Our last newsletter considered legal risk in relation to the goods or services that you sell and how to manage these risk in your Terms of Business.

In this month’s newsletter we give some practical tips on how to draft your standard Terms of Business and in particular, your exclusion and limitation of liability clause. Ensuring that this gives the maximum protection for you whilst staying with the realms of “reasonableness” is vital to avoiding your clause being challenged.

If you would like further information on terms of business and commercial agreements, please visit our commercial agreements page.

James Hunt

and the team at Everyman Legal

 

Legal Issues – The Basics

Whilst the limitation and/or exclusion of liability is a key consideration for both customers and suppliers, care must be taken when drafting these provisions so as to ensure that they are reasonable.

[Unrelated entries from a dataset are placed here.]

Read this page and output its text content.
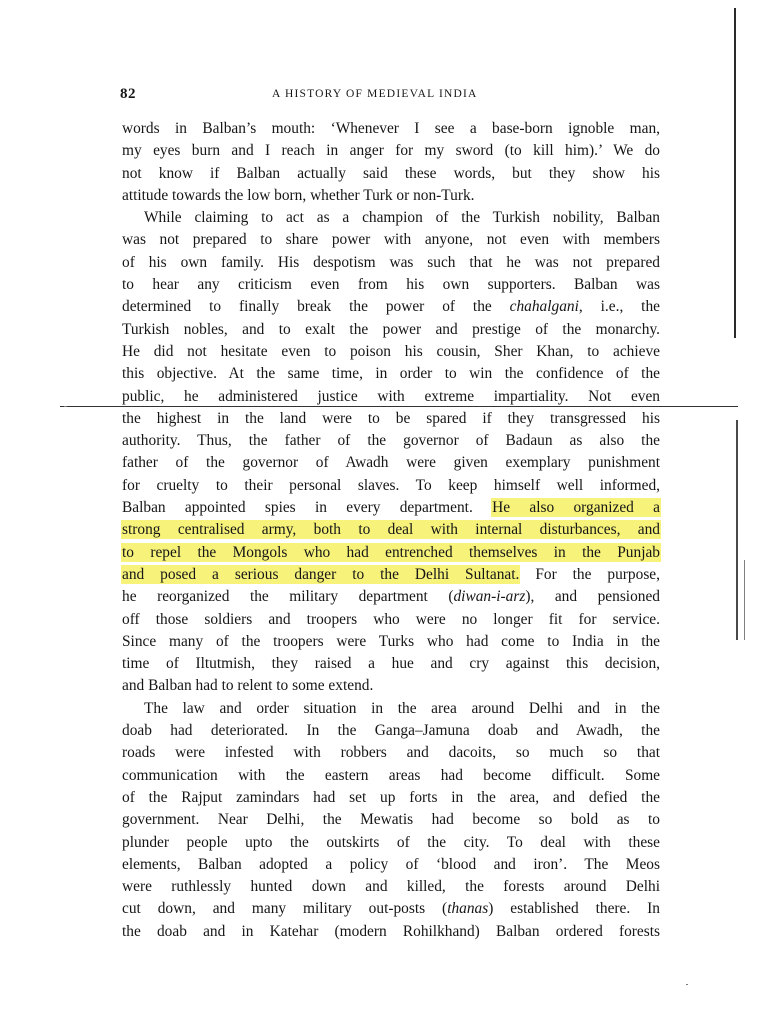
82	A HISTORY OF MEDIEVAL INDIA
words in Balban’s mouth: ‘Whenever I see a base-born ignoble man,
my eyes burn and I reach in anger for my sword (to kill him).’ We do
not know if Balban actually said these words, but they show his
attitude towards the low born, whether Turk or non-Turk.
While claiming to act as a champion of the Turkish nobility, Balban
was not prepared to share power with anyone, not even with members
of his own family. His despotism was such that he was not prepared
to hear any criticism even from his own supporters. Balban was
determined to finally break the power of the chahalgani, i.e., the
Turkish nobles, and to exalt the power and prestige of the monarchy.
He did not hesitate even to poison his cousin, Sher Khan, to achieve
this objective. At the same time, in order to win the confidence of the
public, he administered justice with extreme impartiality. Not even
the highest in the land were to be spared if they transgressed his
authority. Thus, the father of the governor of Badaun as also the
father of the governor of Awadh were given exemplary punishment
for cruelty to their personal slaves. To keep himself well informed,
Balban appointed spies in every department. He also organized a
strong centralised army, both to deal with internal disturbances, and
to repel the Mongols who had entrenched themselves in the Punjab
and posed a serious danger to the Delhi Sultanat. For the purpose,
he reorganized the military department (diwan-i-arz), and pensioned
off those soldiers and troopers who were no longer fit for service.
Since many of the troopers were Turks who had come to India in the
time of Iltutmish, they raised a hue and cry against this decision,
and Balban had to relent to some extend.
The law and order situation in the area around Delhi and in the
doab had deteriorated. In the Ganga–Jamuna doab and Awadh, the
roads were infested with robbers and dacoits, so much so that
communication with the eastern areas had become difficult. Some
of the Rajput zamindars had set up forts in the area, and defied the
government. Near Delhi, the Mewatis had become so bold as to
plunder people upto the outskirts of the city. To deal with these
elements, Balban adopted a policy of ‘blood and iron’. The Meos
were ruthlessly hunted down and killed, the forests around Delhi
cut down, and many military out-posts (thanas) established there. In
the doab and in Katehar (modern Rohilkhand) Balban ordered forests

Most commonly, as a supplier you would want to limited liability for breaches of contract, and any representation, statement or negligent act or omission.

As a basic rule, any clause must be incorporated into the terms and conditions, i.e. by way of a signed written contract. It must also be unambiguous. Any ambiguity will be interpreted against you, as supplier.

What cannot be excluded?

Liability cannot be excluded or limited for the following:

  • Death or personal injury;
  • Fraud or fraudulent misrepresentation; and
  • Implied conditions of good title and the right to sell.

What can be limited?

There are certain liabilities which can be limited, but any restriction would be subject to the ‘reasonableness test” under statute (the Unfair Contract Terms Act 1977 “UCTA”):

  • Negligence;
  • Breach of Contract;
  • Breaches of the implied conditions of description, quality and fitness for purpose, and sale by sample; and
  • Misrepresentation.

In order to protect your business, it is usual for a limitation clause to limit liability for certain financial losses which may arise as a result of a default, for example loss of profits, indirect and consequential losses, and goodwill. This should however be approached with caution, as the greater number of potential heads of loss excluded, the higher the risk that the clause will be challenged and deemed unreasonable. There is hostility to clauses which do not allow a customer to recover some form of remedy, particularly as any loss is likely to be financial. As such, you should take care not to exclude all potential losses when drafting this clause.

Reasonableness

A contract term should be “a fair and reasonable one…having regard to the circumstances which were…known to, or in the contemplation of the parties when the contract was made”. The main points to consider in assessing the reasonableness of your clause are the following:

The strength of the bargaining positions of the parties, i.e. is your customer a large business or a sole trader/individual customer

Whether the customer is aware of the term and what it means i.e. in the course of trade, any previous dealings etc

Whether the goods/services were tailored for the customer’s needs.

The availability of insurance to either you or your customer

Insurance

Insurance is an important factor to consider when drafting an exclusion or limitation clause. You should speak to your insurance brokers to confirm what types of cover you already have in place, and what other policies are available to you to cover any other types of loss, for example Business Interruption cover. Where insurance is in place or is available, (particularly if not available to your customer), it may be unreasonable to exclude liability for any losses covered by the insurance or to limit it to anything other than the appropriate upper limits that the cover provides for.

It may also be advisable, dependent on the risk of loss and the market (and therefore the insurance available), to let customers know of the risk and/or recommend insurance is taken out (if such a risk cannot be insured directly by you as the supplier).

Hints and TipsMake sure your customer agrees to your terms of business, preferably in writing.

When preparing a limitation of liability clause, assess your key risks, for example data loss, problems with installation or supply/delivery, faulty products.

Detail those circumstances under which liability will not be excluded (i.e. by law as detailed above) and anything which you may deem reasonable, for example additional administration or organisational costs.

Ensure your liability is limited to the warranties and product guarantees you may have received from manufacturers.

Take advice from an expert about insurance and limit any liability in accordance with your maximum level of cover.

Consider if any losses can be insured, either by you as the supplier or by your customers.

Be prepared to negotiate – a clause which has been negotiated between you and your customer is less likely to be challenged.